🤖 AI Summary
This study systematically investigates the capability boundaries of large language models (LLMs) in addressing the exploration-exploitation trade-off, focusing on sequential decision-making tasks such as contextual multi-armed bandits. Methodologically, it integrates prompt-engineering-driven in-context learning, semantic action-space modeling, and comparative evaluation against linear regression baselines. Key results reveal a pronounced asymmetry: LLMs exhibit strong semantics-guided exploration—significantly outperforming random sampling in high-dimensional, semantically rich action spaces—but demonstrate weak exploitation performance, even underperforming simple linear models.
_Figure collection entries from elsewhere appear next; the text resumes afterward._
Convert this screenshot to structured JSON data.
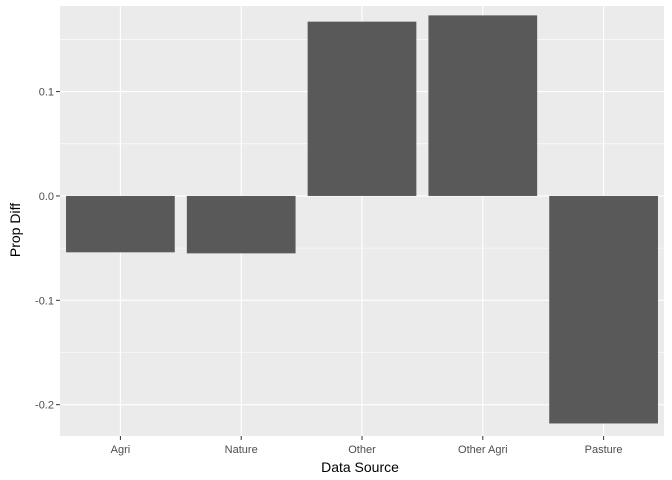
{
  "chart_data": {
    "type": "bar",
    "title": "",
    "xlabel": "Data Source",
    "ylabel": "Prop Diff",
    "categories": [
      "Agri",
      "Nature",
      "Other",
      "Other Agri",
      "Pasture"
    ],
    "values": [
      -0.054,
      -0.055,
      0.167,
      0.173,
      -0.218
    ],
    "ylim": [
      -0.23,
      0.182
    ],
    "yticks": [
      0.1,
      0.0,
      -0.1,
      -0.2
    ],
    "ytick_labels": [
      "0.1",
      "0.0",
      "-0.1",
      "-0.2"
    ],
    "grid": true,
    "legend": "none",
    "colors": {
      "bar": "#595959",
      "panel": "#ebebeb",
      "grid": "#ffffff"
    }
  }
}
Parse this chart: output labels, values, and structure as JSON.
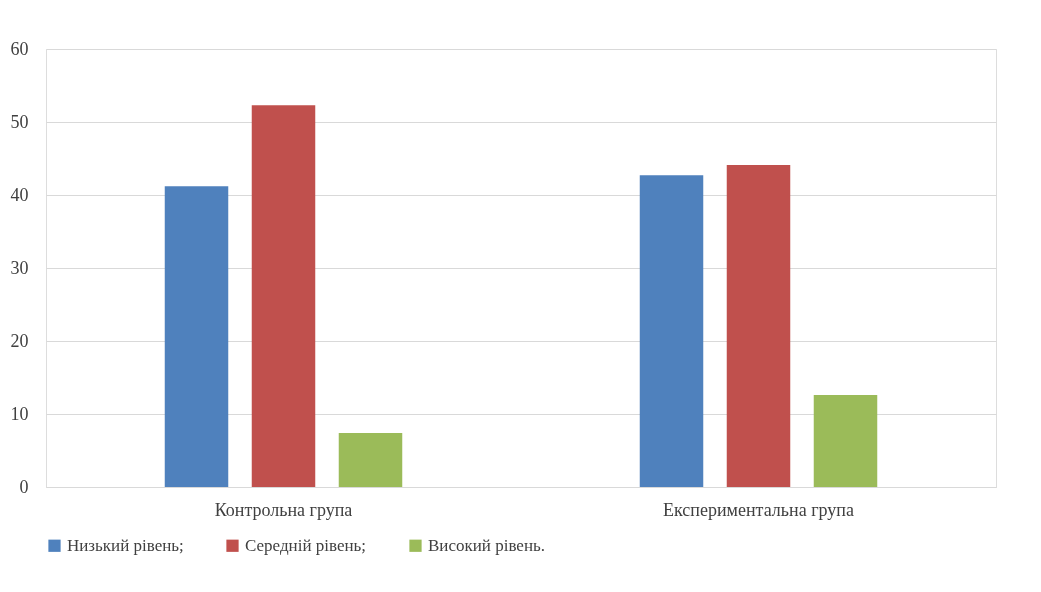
{
  "chart_data": {
    "type": "bar",
    "categories": [
      "Контрольна група",
      "Експериментальна група"
    ],
    "series": [
      {
        "name": "Низький рівень;",
        "color": "#4f81bd",
        "values": [
          41.2,
          42.7
        ]
      },
      {
        "name": "Середній рівень;",
        "color": "#c0504d",
        "values": [
          52.3,
          44.1
        ]
      },
      {
        "name": "Високий рівень.",
        "color": "#9bbb59",
        "values": [
          7.4,
          12.6
        ]
      }
    ],
    "ylim": [
      0,
      60
    ],
    "yticks": [
      0,
      10,
      20,
      30,
      40,
      50,
      60
    ],
    "grid": "y",
    "legend": "bottom"
  }
}
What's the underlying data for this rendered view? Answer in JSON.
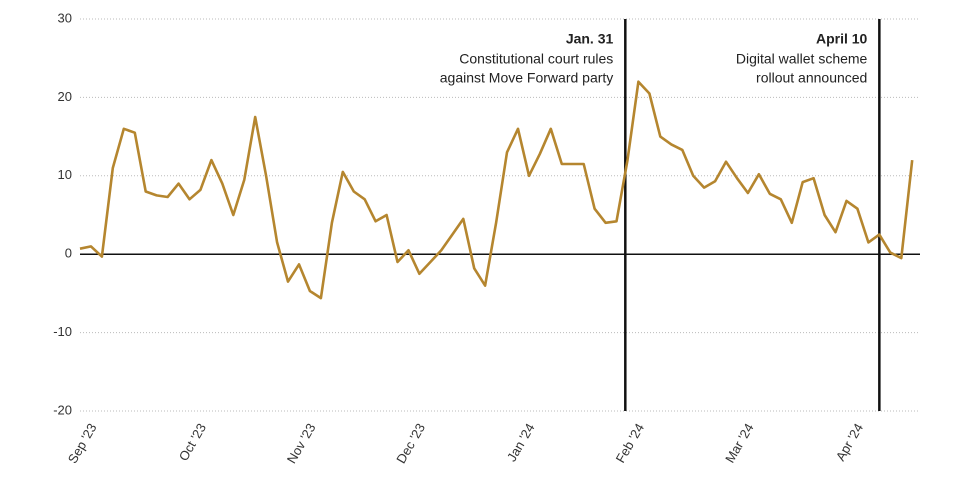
{
  "chart_data": {
    "type": "line",
    "categories": [
      "Sep '23",
      null,
      null,
      null,
      null,
      null,
      null,
      null,
      null,
      null,
      "Oct '23",
      null,
      null,
      null,
      null,
      null,
      null,
      null,
      null,
      null,
      "Nov '23",
      null,
      null,
      null,
      null,
      null,
      null,
      null,
      null,
      null,
      "Dec '23",
      null,
      null,
      null,
      null,
      null,
      null,
      null,
      null,
      null,
      "Jan '24",
      null,
      null,
      null,
      null,
      null,
      null,
      null,
      null,
      null,
      "Feb '24",
      null,
      null,
      null,
      null,
      null,
      null,
      null,
      null,
      null,
      "Mar '24",
      null,
      null,
      null,
      null,
      null,
      null,
      null,
      null,
      null,
      "Apr '24",
      null,
      null,
      null,
      null,
      null,
      null
    ],
    "series": [
      {
        "color": "#b5862f",
        "values": [
          0.7,
          1,
          -0.3,
          11,
          16,
          15.5,
          8,
          7.5,
          7.3,
          9,
          7,
          8.2,
          12,
          9,
          5,
          9.5,
          17.5,
          10,
          1.5,
          -3.5,
          -1.3,
          -4.7,
          -5.6,
          4,
          10.5,
          8,
          7,
          4.2,
          5,
          -1,
          0.5,
          -2.5,
          -1,
          0.5,
          2.5,
          4.5,
          -1.8,
          -4,
          4,
          13,
          16,
          10,
          12.8,
          16,
          11.5,
          11.5,
          11.5,
          5.8,
          4,
          4.2,
          12,
          22,
          20.5,
          15,
          14,
          13.3,
          10,
          8.5,
          9.3,
          11.8,
          9.7,
          7.8,
          10.2,
          7.7,
          7,
          4,
          9.2,
          9.7,
          5,
          2.8,
          6.8,
          5.8,
          1.5,
          2.5,
          0.2,
          -0.5,
          12
        ]
      }
    ],
    "ylim": [
      -20,
      30
    ],
    "yticks": [
      -20,
      -10,
      0,
      10,
      20,
      30
    ],
    "grid": true,
    "annotations": [
      {
        "title": "Jan. 31",
        "text": [
          "Constitutional court rules",
          "against Move Forward party"
        ]
      },
      {
        "title": "April 10",
        "text": [
          "Digital wallet scheme",
          "rollout announced"
        ]
      }
    ]
  }
}
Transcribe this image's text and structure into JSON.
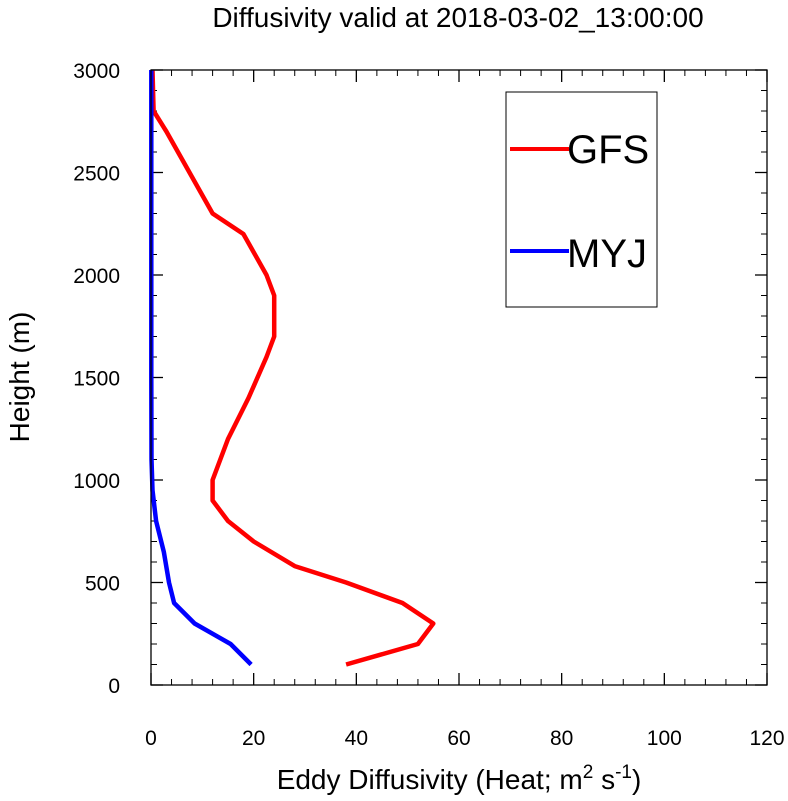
{
  "chart_data": {
    "type": "line",
    "title": "Diffusivity valid at 2018-03-02_13:00:00",
    "xlabel": {
      "main": "Eddy Diffusivity (Heat; m",
      "sup1": "2",
      "mid": " s",
      "sup2": "-1",
      "end": ")"
    },
    "ylabel": "Height (m)",
    "xlim": [
      0,
      120
    ],
    "ylim": [
      0,
      3000
    ],
    "x_ticks": [
      0,
      20,
      40,
      60,
      80,
      100,
      120
    ],
    "y_ticks": [
      0,
      500,
      1000,
      1500,
      2000,
      2500,
      3000
    ],
    "x_tick_labels": [
      "0",
      "20",
      "40",
      "60",
      "80",
      "100",
      "120"
    ],
    "y_tick_labels": [
      "0",
      "500",
      "1000",
      "1500",
      "2000",
      "2500",
      "3000"
    ],
    "grid": false,
    "legend_position": "top-right",
    "series": [
      {
        "name": "GFS",
        "color": "#ff0000",
        "points": [
          [
            38,
            100
          ],
          [
            52,
            200
          ],
          [
            55,
            300
          ],
          [
            49,
            400
          ],
          [
            38,
            500
          ],
          [
            28,
            580
          ],
          [
            20,
            700
          ],
          [
            15,
            800
          ],
          [
            12,
            900
          ],
          [
            12,
            1000
          ],
          [
            15,
            1200
          ],
          [
            19,
            1400
          ],
          [
            22.5,
            1600
          ],
          [
            24,
            1700
          ],
          [
            24,
            1900
          ],
          [
            22.5,
            2000
          ],
          [
            18,
            2200
          ],
          [
            12,
            2300
          ],
          [
            3,
            2700
          ],
          [
            0.5,
            2800
          ],
          [
            0.3,
            3000
          ]
        ]
      },
      {
        "name": "MYJ",
        "color": "#0000ff",
        "points": [
          [
            19.5,
            100
          ],
          [
            15.5,
            200
          ],
          [
            8.5,
            300
          ],
          [
            4.5,
            400
          ],
          [
            3.5,
            500
          ],
          [
            2.5,
            650
          ],
          [
            1,
            800
          ],
          [
            0.3,
            950
          ],
          [
            0.1,
            1100
          ],
          [
            0.05,
            1500
          ],
          [
            0.05,
            3000
          ]
        ]
      }
    ]
  }
}
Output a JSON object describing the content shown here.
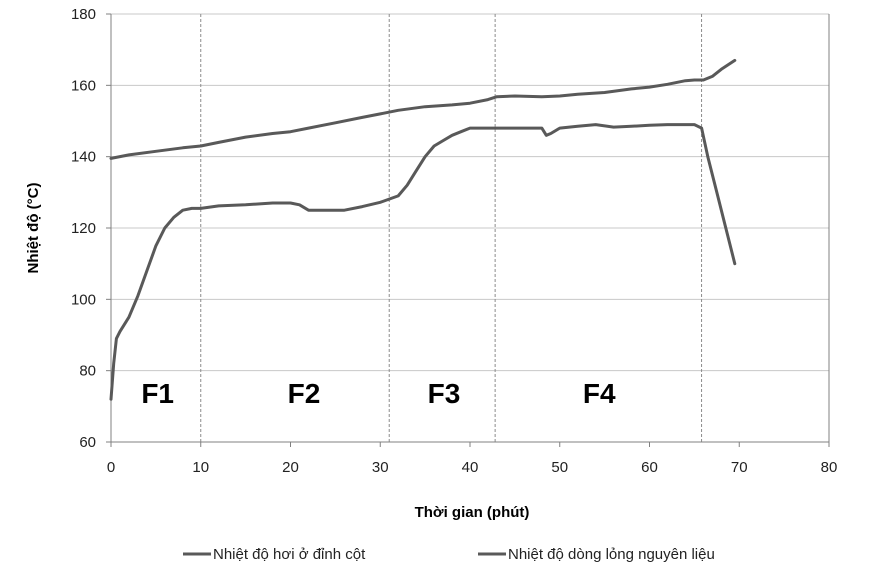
{
  "chart_data": {
    "type": "line",
    "title": "",
    "xlabel": "Thời gian (phút)",
    "ylabel": "Nhiệt độ (°C)",
    "xlim": [
      0,
      80
    ],
    "ylim": [
      60,
      180
    ],
    "x_ticks": [
      0,
      10,
      20,
      30,
      40,
      50,
      60,
      70,
      80
    ],
    "y_ticks": [
      60,
      80,
      100,
      120,
      140,
      160,
      180
    ],
    "grid": "horizontal",
    "legend_position": "bottom",
    "line_color": "#595959",
    "divider_color": "#8c8c8c",
    "dividers": [
      10,
      31,
      42.8,
      65.8
    ],
    "regions": [
      {
        "label": "F1",
        "x": 5.2,
        "y": 71
      },
      {
        "label": "F2",
        "x": 21.5,
        "y": 71
      },
      {
        "label": "F3",
        "x": 37.1,
        "y": 71
      },
      {
        "label": "F4",
        "x": 54.4,
        "y": 71
      }
    ],
    "series": [
      {
        "name": "Nhiệt độ hơi ở đỉnh cột",
        "x": [
          0,
          0.3,
          0.6,
          1,
          2,
          3,
          4,
          5,
          6,
          7,
          8,
          9,
          10,
          12,
          15,
          18,
          20,
          21,
          22,
          24,
          26,
          28,
          30,
          32,
          33,
          34,
          35,
          36,
          37,
          38,
          39,
          40,
          41,
          42,
          43,
          45,
          48,
          48.5,
          49,
          50,
          52,
          54,
          56,
          58,
          60,
          62,
          64,
          65,
          65.8,
          66.5,
          67.5,
          68.5,
          69.5
        ],
        "values": [
          72,
          82,
          89,
          91,
          95,
          101,
          108,
          115,
          120,
          123,
          125,
          125.5,
          125.5,
          126.2,
          126.5,
          127,
          127,
          126.5,
          125,
          125,
          125,
          126,
          127.2,
          129,
          132,
          136,
          140,
          143,
          144.5,
          146,
          147,
          148,
          148,
          148,
          148,
          148,
          148,
          146,
          146.5,
          148,
          148.5,
          149,
          148.3,
          148.5,
          148.8,
          149,
          149,
          149,
          148,
          140,
          130,
          120,
          110
        ]
      },
      {
        "name": "Nhiệt độ dòng lỏng nguyên liệu",
        "x": [
          0,
          2,
          5,
          8,
          10,
          12,
          15,
          18,
          20,
          22,
          25,
          28,
          30,
          32,
          35,
          38,
          40,
          42,
          43,
          45,
          48,
          50,
          52,
          55,
          58,
          60,
          62,
          64,
          65,
          66,
          67,
          68,
          69.5
        ],
        "values": [
          139.5,
          140.5,
          141.5,
          142.5,
          143,
          144,
          145.5,
          146.5,
          147,
          148,
          149.5,
          151,
          152,
          153,
          154,
          154.5,
          155,
          156,
          156.8,
          157,
          156.8,
          157,
          157.5,
          158,
          159,
          159.5,
          160.3,
          161.3,
          161.5,
          161.5,
          162.5,
          164.5,
          167
        ]
      }
    ]
  }
}
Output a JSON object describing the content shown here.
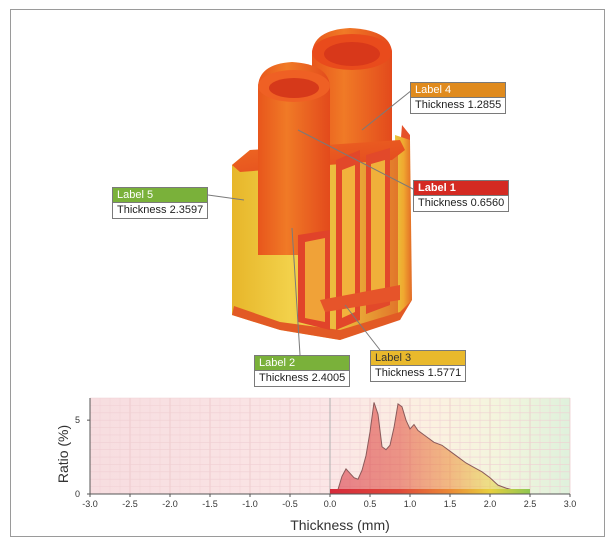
{
  "labels": [
    {
      "id": "label-4",
      "name": "Label 4",
      "value": "Thickness 1.2855",
      "color": "#e08b1e",
      "text_color": "#ffffff"
    },
    {
      "id": "label-1",
      "name": "Label 1",
      "value": "Thickness 0.6560",
      "color": "#d42a22",
      "text_color": "#ffffff"
    },
    {
      "id": "label-5",
      "name": "Label 5",
      "value": "Thickness 2.3597",
      "color": "#7ab13a",
      "text_color": "#ffffff"
    },
    {
      "id": "label-2",
      "name": "Label 2",
      "value": "Thickness 2.4005",
      "color": "#7ab13a",
      "text_color": "#ffffff"
    },
    {
      "id": "label-3",
      "name": "Label 3",
      "value": "Thickness 1.5771",
      "color": "#e9b92c",
      "text_color": "#333333"
    }
  ],
  "chart_data": {
    "type": "area",
    "xlabel": "Thickness (mm)",
    "ylabel": "Ratio (%)",
    "xlim": [
      -3.0,
      3.0
    ],
    "ylim": [
      0,
      6.5
    ],
    "xticks": [
      "-3.0",
      "-2.5",
      "-2.0",
      "-1.5",
      "-1.0",
      "-0.5",
      "0.0",
      "0.5",
      "1.0",
      "1.5",
      "2.0",
      "2.5",
      "3.0"
    ],
    "yticks": [
      "0",
      "5"
    ],
    "grid": true,
    "x": [
      0.0,
      0.1,
      0.15,
      0.2,
      0.25,
      0.3,
      0.35,
      0.4,
      0.45,
      0.5,
      0.55,
      0.6,
      0.65,
      0.7,
      0.75,
      0.8,
      0.85,
      0.9,
      0.95,
      1.0,
      1.05,
      1.1,
      1.2,
      1.3,
      1.4,
      1.5,
      1.6,
      1.7,
      1.8,
      1.9,
      2.0,
      2.1,
      2.2,
      2.3,
      2.4,
      2.5
    ],
    "y": [
      0.0,
      0.3,
      1.2,
      1.7,
      1.4,
      1.1,
      1.0,
      1.6,
      2.6,
      4.2,
      6.2,
      5.4,
      3.2,
      3.0,
      3.3,
      4.5,
      6.1,
      5.9,
      5.0,
      4.4,
      4.7,
      4.3,
      3.9,
      3.5,
      3.3,
      2.9,
      2.5,
      2.1,
      1.8,
      1.5,
      1.1,
      0.6,
      0.4,
      0.25,
      0.1,
      0.0
    ]
  }
}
To our knowledge, this work is the first to empirically identify and characterize this asymmetry. It further proposes an in-context mitigation strategy tailored to small-scale tasks, which partially improves exploitation accuracy. Collectively, these findings offer novel insights into the decision-making mechanisms of LLMs and advance understanding of their controllability and limitations in adaptive sequential decision contexts.
📝 Abstract
We evaluate the ability of the current generation of large language models (LLMs) to help a decision-making agent facing an exploration-exploitation tradeoff. We use LLMs to explore and exploit in silos in various (contextual) bandit tasks. We find that while the current LLMs often struggle to exploit, in-context mitigations may be used to substantially improve performance for small-scale tasks. However even then, LLMs perform worse than a simple linear regression. On the other hand, we find that LLMs do help at exploring large action spaces with inherent semantics, by suggesting suitable candidates to explore.